Automotive World – by Maxim Ragotner
Maxim Ragotner explores the role of multi-access edge computing in enhancing connectivity speed and reliability in vehicles
Today, most newer cars have the capability to tune engine performance, adjust chassis control and monitor fluid levels, as well as identify potential hazards and audibly notify the driver to prevent traffic collisions. But what’s more remarkable than a vehicle’s ability to inform a driver is its potential to talk to other vehicles while observing and responding to the world around it.
Experts have long discussed the life-saving potential of the Internet of Things (IoT) and connected technologies, including vehicle-to-infrastructure (V2I), vehicle-to-vehicle (V2V) and vehicle-to-everything (V2X). V2X is a combination of V2I, V2V, V2P (vehicle-to-pedestrian) and V2N (vehicle-to-network), connecting to cellular infrastructure and the cloud and extending those benefits to others on the roadway.

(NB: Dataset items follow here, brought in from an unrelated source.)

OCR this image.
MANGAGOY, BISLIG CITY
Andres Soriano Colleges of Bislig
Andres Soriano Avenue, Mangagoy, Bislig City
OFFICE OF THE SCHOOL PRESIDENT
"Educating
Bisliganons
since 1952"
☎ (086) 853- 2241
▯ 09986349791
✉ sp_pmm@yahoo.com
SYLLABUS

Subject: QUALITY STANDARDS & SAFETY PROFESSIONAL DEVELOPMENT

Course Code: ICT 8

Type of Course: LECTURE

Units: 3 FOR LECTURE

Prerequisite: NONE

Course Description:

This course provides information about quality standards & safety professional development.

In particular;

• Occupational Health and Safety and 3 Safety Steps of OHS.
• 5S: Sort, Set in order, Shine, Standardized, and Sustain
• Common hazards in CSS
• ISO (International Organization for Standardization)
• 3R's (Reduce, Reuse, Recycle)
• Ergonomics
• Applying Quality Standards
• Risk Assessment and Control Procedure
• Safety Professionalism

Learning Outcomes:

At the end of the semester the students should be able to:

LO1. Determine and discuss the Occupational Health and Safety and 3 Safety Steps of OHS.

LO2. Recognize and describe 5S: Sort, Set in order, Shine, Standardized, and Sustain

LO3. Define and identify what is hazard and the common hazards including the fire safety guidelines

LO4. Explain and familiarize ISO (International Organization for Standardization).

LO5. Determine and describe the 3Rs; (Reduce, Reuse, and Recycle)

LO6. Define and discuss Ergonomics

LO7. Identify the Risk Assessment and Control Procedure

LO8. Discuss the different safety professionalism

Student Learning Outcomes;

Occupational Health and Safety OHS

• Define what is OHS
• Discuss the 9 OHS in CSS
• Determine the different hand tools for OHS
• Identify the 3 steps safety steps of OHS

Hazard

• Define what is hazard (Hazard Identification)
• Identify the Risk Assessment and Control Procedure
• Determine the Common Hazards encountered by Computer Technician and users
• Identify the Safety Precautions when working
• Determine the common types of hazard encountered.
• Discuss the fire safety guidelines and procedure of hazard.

US automakers and the National Highway Traffic Safety Administration (NHTSA) have been researching V2V technology in particular for two decades, estimating it could prevent 615,000 crashes every year while drastically reducing the number of fatalities from crashes—about 38,000 every year. But making this vision a reality will only be possible when all cars can communicate with each other. When that happens, the amount of data generated and collected by these connected vehicles will surpass current processing capabilities.